Sunday, February 9, 2014
Learning Without Walls
It really is amazing how advanced technology is these days. I am currently thousands of miles away, with internet on a USB drive, and I am still able to communicate with people through Skype! I was able to Skype with my kinder class from student teaching back home AND my brother's kindergarten class. With both of these classes I gave them a little tour around the school, and then we had a chance to do some question/answer time. Talk about learning without boundaries. These children are able to follow my blog, my journey, my experiences...and communicate with me! They are able to compare and contrast their school, culture, and life to people around the world. At the end of the day I had the biggest smile on my face because: A) I got to see my former students who I love and miss SO much and B) It was absolutely a beautiful experience to hear and answer the questions from very curious 5-6 year olds. Some of their questions were:
- Do they get anything for Christmas?
- What do they have to eat for dinner?
- Why does your school have a kitchen?
- What is the weather like?
- How do you fit 24 students in that small tuk tuk?
- What is the school made out of?
- Do they have homework?
And the best thing to hear, "We love you Miss Talcott, and we miss you so much!" I miss them so much too, but I am so grateful, SO grateful that not only family and friends are following my journey, but my students are as well.
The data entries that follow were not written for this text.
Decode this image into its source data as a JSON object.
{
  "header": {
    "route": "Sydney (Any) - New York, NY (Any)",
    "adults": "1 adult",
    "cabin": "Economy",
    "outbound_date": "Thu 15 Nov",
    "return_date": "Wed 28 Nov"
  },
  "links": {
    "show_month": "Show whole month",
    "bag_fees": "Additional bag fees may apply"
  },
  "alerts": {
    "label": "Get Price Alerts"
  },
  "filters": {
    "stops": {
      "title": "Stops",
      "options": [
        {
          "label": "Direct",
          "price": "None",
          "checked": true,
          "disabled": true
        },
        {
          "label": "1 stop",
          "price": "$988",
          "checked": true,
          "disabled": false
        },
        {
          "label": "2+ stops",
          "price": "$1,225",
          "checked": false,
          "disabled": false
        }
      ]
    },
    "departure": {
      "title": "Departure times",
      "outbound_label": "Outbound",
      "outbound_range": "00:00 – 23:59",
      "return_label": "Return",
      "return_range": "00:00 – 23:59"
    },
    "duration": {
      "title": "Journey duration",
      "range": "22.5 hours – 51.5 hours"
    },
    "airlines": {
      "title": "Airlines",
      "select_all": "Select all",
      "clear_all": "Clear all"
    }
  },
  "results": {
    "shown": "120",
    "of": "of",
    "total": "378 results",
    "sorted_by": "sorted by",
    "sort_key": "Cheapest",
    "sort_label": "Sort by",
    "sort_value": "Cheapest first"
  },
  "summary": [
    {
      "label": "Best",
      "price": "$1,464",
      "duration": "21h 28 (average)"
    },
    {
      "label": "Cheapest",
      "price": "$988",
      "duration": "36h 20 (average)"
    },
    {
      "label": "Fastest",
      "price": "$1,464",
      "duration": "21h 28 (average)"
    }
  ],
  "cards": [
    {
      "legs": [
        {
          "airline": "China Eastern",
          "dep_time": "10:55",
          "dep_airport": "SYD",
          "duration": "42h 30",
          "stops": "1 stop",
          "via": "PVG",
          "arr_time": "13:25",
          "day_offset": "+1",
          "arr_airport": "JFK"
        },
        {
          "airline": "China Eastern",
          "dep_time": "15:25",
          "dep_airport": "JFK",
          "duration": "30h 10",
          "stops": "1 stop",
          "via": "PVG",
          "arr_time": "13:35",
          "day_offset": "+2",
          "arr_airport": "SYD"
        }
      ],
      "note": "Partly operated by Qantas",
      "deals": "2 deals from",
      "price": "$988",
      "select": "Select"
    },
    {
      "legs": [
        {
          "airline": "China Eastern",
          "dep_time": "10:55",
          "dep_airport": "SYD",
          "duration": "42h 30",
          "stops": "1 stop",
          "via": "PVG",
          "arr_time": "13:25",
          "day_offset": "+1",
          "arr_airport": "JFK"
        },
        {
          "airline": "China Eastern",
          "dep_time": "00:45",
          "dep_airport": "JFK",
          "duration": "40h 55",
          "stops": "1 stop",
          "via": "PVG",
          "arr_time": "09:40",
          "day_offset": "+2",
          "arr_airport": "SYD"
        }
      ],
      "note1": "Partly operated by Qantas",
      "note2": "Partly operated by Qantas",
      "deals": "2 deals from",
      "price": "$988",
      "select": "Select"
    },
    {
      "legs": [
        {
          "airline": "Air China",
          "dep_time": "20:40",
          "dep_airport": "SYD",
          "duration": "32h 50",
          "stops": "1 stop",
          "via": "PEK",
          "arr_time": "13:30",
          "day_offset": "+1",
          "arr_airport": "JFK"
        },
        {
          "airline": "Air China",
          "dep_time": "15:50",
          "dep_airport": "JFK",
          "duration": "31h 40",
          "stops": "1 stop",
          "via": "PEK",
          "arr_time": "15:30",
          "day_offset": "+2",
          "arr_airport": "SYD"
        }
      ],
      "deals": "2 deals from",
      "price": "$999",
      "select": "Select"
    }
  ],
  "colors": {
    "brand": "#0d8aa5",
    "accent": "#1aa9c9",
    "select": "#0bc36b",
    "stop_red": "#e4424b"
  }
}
This trip has been filled with experiences that push me out of my comfort zone every day. For those of you that know me well, you know that is one thing I need to work on the most. Pushing myself out of my comfort areas. In the past month I have learned so much about myself, and I have already grown so much as an individual. It is impossible not to under the circumstances I am living under. From the moment I wake up, to the moment I go to bed...I am speaking Spanish with Jackelyn. That alone is scary and uncomfortable for me. Each day it gets easier, and I am feeling more comfortable. But its more than that. For example, this weekend I took my first trips alone to Panajachel. I was confident that I knew the route, but scared to be alone. I proud to say I was able to make it there and back successfully without any problems. Another example, I went with Jackelyn to her house to enjoy lunch with her family. I was the only person there who spoke English, therefor all the conversing was in Spanish. I can understand Jackelyn very well, but it was much harder understanding other people in her family! And now, I am the teacher of three different classes at the school. And I have to do my best to instruct the students and manage the classroom in Spanish! I am trying my best every day to embrace these new experiences. But I have to be honest, some days it is very hard for me. I can feel myself growing, learning, and believing in myself more and more each and every day. And each day I gain more confidence.
When I was at Jackelyn's home, I was apologizing for my poor Spanish, and her dad told me this...
"Your Spanish is beautiful. It does not sound the same as our Spanish, and you have your own American accent, but it is beautiful to hear someone try their best at another language. Especially when we do not speak English, you are at least using a language that is unknown to you and not your own. You should be proud."
After hearing this I could not help but smile. That is exactly what I tell myself every day. But thats all I can hope that the people around me think as well. I am trying my best, it is hard, and I know I do not sound the same...but I CAN communicate with people in another language. And that... is something to be proud of.
When you go to the markets in Guatemala, as a tourist you are overwhelmed with the vibrant colors and hand made items. It is a sensory overload for sure! The first couple times, I honestly wanted to buy EVERYTHING! But I had to step back and ask myself, do I really need this? The paintings especially are amazing! I decided I would like a painting by the time I leave. So far I have been doing really well. Until a couple days ago in Panajachel. We were walking through the market, and we came across this beautiful bedspread. This gigantic, colorful, hand made piece of art jumped out at us all. When we actually found out the price... we were all shocked. Imagine the amount of time something like this would take. It is almost sad that these people work SO hard on something like this, and only expect so little in return. We all just stared at this piece for quite awhile, brainstorming all the things you could do with this and looking at each individual square. Each square tells a story. Each square represents a piece of Guatemala. In the end, I bought this amazing bedspread, and this is all I will need to bring back with me. I could see this as a bedspread, quilt, or even as wall art in my future classroom. Something like this would brighten up a classroom for sure! This is something meaningful, beautiful, and special that I can treasure for the rest of my life. A painting would be something special as well, but there was something about this that made me feel like this was exactly what I needed. This surpasses anything a painting could have said and represented.